Un mondo si chiude e se ne apre un altro. Devo dire che con queste mie amare riflessioni non voglio invocare un periodo storico scomparso, non desidero ritornare al passato né rimpiangere quel paese che fu, ma auspicare invece un diverso modello di sviluppo, una diversa sensibilità civica e ambientale nei confronti delle cose e del territorio, una migliore riqualificazione urbanistica nel rispetto delle leggi e del decoro. Credo che un “paradiso” di cui avere nostalgia non sia mai esistito nel Meridione ed in modo particolare nel Cilento. Né allora né oggi. Ho avuto il privilegio di vivere, insieme ai miei coetanei, la fine di una civiltà - quella contadina, ancorata alla sua filosofia di vita semplice e naturale ed alle sue tradizioni - ed il passaggio ad una nuova era di cui non conosco ancora bene i contorni e gli sviluppi futuri. E’ una società, questa in cui viviamo, che va di fretta e tende a distruggere la memoria del passato, in nome di una modernità che non sempre è connessa ad una migliore qualità della vita.
Sappiamo bene che il paese cambia nel corso degli anni e con esso le persone che lo abitano.
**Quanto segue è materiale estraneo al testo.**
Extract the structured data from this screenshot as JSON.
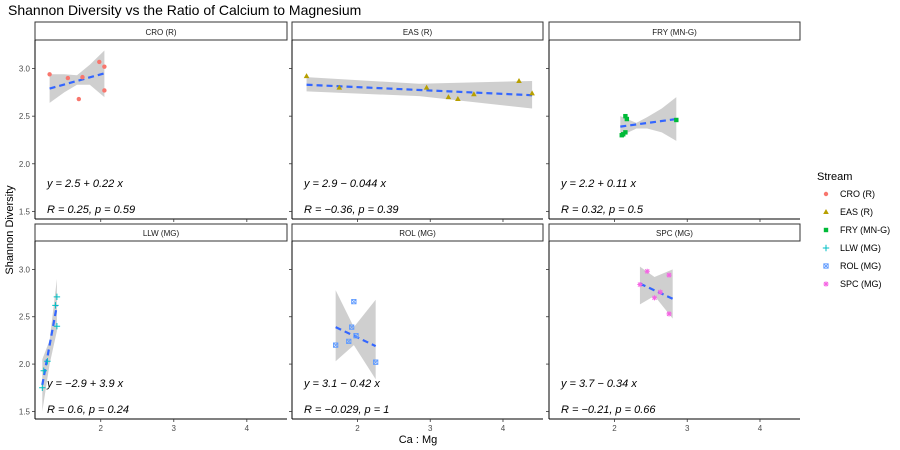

Le vecchie generazioni, nate nel paese ed ivi rimaste nel corso degli anni, legate agli usi ed ai costumi tradizionali, lentamente si estinguono, mentre i giovani del posto, compresi coloro che arrivano da altri luoghi, anche stranieri, non sembrano nutrire particolari legami affettivi con il territorio in cui vivono né tantomeno con le storie del recente passato. Secondo gli osservatori, nell’epoca della globalizzazione, il paese – quale microcosmo comunitario di relazioni umane – va scomparendo progressivamente. Ed al suo posto si va affermando un luogo sempre più massificato, senza anima e senza memoria. Ma un paese ci vuole – e ritorno nuovamente a Pavese – perché “un paese vuol dire non essere soli, sapere che nella gente, nelle piante, nella terra c’è qualcosa di tuo, che anche quando non ci sei resta ad aspettarti”. E per questo io ritorno.